Even if I didn’t have great side-effects AND I had no friends who were blind or low-vision, this would still be very important for two reasons. 1) I make public posts, and many people who I am not friends with can observe my shares. 2) To make the web accessible, EVERYONE has to do this. More than 1 out of every 50 people in the US has a visual disability (and that number quadruples when you don’t count children under age 16) which makes it likely that some of your friends or at least some of your friends-of-friends have a visual disability. I use image descriptions partly to influence sighted people to start writing them also and stop excluding blind & low-vision people by default.
“As one who strives to fully participate in community, I value what you communicate. Each time I am excluded from your conversations because a photo is undescribed, stings.
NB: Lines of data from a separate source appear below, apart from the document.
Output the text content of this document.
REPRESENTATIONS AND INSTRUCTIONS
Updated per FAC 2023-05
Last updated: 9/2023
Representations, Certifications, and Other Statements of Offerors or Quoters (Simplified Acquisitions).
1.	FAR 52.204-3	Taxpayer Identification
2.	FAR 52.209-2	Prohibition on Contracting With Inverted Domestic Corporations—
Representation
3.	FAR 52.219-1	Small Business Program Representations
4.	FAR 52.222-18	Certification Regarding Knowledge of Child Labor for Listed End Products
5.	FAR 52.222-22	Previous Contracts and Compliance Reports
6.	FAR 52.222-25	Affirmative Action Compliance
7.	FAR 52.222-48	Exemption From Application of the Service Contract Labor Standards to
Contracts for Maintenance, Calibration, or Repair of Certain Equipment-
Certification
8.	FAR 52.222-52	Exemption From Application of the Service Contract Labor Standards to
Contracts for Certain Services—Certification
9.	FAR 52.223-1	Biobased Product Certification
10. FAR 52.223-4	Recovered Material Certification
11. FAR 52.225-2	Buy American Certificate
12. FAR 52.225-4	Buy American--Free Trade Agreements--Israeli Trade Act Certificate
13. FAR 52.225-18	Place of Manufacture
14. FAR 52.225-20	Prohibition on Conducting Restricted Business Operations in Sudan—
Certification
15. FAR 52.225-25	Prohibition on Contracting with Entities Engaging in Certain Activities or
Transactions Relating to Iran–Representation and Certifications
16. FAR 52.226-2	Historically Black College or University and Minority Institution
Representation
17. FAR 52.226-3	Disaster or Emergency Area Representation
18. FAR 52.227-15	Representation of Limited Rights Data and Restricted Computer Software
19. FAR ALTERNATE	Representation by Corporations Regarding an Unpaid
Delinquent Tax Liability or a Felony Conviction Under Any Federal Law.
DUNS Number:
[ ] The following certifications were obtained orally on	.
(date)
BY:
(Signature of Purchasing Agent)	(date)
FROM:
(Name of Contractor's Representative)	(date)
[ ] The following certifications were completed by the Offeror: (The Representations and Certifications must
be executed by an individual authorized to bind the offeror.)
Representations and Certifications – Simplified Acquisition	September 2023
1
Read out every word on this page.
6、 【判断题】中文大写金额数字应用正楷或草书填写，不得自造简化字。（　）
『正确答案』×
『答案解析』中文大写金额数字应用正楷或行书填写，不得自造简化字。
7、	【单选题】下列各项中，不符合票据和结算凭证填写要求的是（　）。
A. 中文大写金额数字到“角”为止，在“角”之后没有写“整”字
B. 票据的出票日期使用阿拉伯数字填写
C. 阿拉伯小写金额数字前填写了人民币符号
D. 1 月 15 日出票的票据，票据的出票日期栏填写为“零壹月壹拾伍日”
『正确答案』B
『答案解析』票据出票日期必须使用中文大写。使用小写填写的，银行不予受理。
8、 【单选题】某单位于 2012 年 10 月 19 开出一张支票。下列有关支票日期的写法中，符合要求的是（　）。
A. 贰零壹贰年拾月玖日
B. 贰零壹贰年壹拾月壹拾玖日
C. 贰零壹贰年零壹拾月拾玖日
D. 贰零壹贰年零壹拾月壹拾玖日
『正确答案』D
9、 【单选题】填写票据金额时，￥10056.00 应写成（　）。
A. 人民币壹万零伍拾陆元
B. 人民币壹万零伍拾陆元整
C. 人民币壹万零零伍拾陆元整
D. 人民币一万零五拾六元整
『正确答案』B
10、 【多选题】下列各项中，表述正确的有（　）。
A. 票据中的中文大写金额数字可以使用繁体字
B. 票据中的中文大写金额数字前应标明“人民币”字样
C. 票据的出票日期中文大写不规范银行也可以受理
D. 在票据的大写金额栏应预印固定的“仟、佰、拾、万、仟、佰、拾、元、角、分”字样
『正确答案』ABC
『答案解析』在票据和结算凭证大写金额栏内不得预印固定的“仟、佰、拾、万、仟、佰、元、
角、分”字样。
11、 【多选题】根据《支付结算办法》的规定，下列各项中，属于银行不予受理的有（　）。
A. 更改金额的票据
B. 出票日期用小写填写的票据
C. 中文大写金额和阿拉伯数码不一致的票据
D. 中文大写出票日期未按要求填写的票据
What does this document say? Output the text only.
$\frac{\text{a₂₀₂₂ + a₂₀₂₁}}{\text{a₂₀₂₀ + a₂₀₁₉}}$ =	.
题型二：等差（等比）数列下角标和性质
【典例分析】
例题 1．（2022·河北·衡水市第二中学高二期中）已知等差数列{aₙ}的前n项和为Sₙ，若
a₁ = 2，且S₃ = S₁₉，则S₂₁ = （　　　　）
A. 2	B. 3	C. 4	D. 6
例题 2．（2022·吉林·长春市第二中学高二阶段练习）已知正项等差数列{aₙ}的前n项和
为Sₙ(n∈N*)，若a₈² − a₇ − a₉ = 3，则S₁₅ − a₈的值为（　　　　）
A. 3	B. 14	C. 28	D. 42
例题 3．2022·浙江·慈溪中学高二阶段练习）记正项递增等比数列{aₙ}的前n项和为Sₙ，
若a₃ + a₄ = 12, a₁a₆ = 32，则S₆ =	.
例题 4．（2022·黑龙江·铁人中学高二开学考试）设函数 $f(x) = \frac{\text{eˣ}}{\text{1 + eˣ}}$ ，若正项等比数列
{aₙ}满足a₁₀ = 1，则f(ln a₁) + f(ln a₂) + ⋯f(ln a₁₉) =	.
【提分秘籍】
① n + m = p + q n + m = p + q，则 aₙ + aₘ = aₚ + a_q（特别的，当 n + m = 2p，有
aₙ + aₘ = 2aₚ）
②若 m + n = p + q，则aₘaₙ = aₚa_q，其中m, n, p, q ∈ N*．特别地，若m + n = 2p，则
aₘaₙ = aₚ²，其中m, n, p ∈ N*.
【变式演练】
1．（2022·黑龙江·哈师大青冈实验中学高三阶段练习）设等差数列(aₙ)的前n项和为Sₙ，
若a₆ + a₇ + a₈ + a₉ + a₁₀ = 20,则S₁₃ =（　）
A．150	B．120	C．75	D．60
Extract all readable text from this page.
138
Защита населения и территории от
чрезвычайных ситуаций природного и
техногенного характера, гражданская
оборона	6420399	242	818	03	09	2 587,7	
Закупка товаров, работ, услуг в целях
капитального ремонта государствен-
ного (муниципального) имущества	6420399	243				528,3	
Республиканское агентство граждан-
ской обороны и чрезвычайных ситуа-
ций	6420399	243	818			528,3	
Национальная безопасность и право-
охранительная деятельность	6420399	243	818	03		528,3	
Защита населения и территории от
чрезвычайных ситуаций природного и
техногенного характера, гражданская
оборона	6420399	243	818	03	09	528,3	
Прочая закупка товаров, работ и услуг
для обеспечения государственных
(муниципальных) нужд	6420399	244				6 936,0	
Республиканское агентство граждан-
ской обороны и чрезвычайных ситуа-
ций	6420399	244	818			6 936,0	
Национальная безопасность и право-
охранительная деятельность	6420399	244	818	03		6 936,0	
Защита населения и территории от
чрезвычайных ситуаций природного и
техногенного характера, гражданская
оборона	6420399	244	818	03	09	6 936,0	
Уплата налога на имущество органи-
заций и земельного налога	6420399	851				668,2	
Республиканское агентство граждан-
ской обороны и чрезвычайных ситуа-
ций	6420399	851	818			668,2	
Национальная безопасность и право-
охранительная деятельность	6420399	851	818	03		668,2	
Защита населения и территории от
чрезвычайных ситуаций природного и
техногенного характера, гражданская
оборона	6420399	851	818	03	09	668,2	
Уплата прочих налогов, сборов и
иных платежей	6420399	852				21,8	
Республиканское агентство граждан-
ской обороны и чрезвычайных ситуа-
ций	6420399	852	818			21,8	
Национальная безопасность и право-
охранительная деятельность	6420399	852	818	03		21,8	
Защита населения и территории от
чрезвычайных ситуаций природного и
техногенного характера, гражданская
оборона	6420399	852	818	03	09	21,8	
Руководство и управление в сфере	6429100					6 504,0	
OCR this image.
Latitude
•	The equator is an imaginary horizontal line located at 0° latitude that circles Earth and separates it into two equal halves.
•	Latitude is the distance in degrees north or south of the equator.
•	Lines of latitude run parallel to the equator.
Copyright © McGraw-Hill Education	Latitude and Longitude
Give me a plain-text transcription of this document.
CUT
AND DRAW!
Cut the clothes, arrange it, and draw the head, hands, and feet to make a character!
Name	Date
When the “sting” is multiplied hundreds of times per day, I feel excluded and unvalued. Plain and simply, it hurts like hell… If inclusion matters to you, really matters, describe the next photo you post, the one after that, and before you know, it will become a habit. Choosing not to describe a photo or consider the accessibility of other media you plan to use does not differ from ignoring physical barriers that exclude people from community. Exclusion is exclusion. If inclusion is a core value, please think before you post. Thank you.”
This past March the official twitter app gave users the ability to add image descriptions, but you have to enable this in the accessibility settings. This allows users to give descriptions that are just for screenreaders (which otherwise would take up the whole tweet). This is a great first step, but people have to be proactive, and the fact that it is an option rather than a requirement reinforces the idea that access for blind/low-vision people isn’t important.
A few weeks after twitter released this, facebook released AAT (Automatic Alternative Text), which is nearly useless, as Tasha Raella explains:
“I am a blind Facebook user, and examples of image descriptions I have received so far include ‘Image may contain indoor,’ ‘image may contain one person smiling,’ and ‘image may contain hat.’ … Rather than questioning the assumption that providing image descriptions is a burden and that blind people’s access needs are blind people’s problem, Facebook is reinforcing the ableist status quo…
As it is currently implemented, Facebook’s automated image description tool promotes independence, rather than interdependence. It sends the message, loud and clear, ‘Don’t bother writing a description of your new baby. Our AI has it covered.’ In ten or twenty years, that might be the case, but not now. With existing technology, the only way to ensure full and meaningful access to images is to encourage sighted users to describe their photos.”
I heartily encourage you to begin writing image descriptions, at least in any shared space such as facebook groups or LJ communities. They don’t have to be fancy; something like “[image: photo of dog with a bone]” or “[image: cartoon of two kids holding hands]” is just fine. I use more in-depth description when I’m describing art such as my icons. I could also describe my icon for this post as “photo: my face” and while a blind person would not get the feel of the image from that, they would get the information that I am using an image of myself to introduce this post, and that might give a variety of impressions, depending on how they interpret that act. Such a bare-bones description at least gives the most basic info.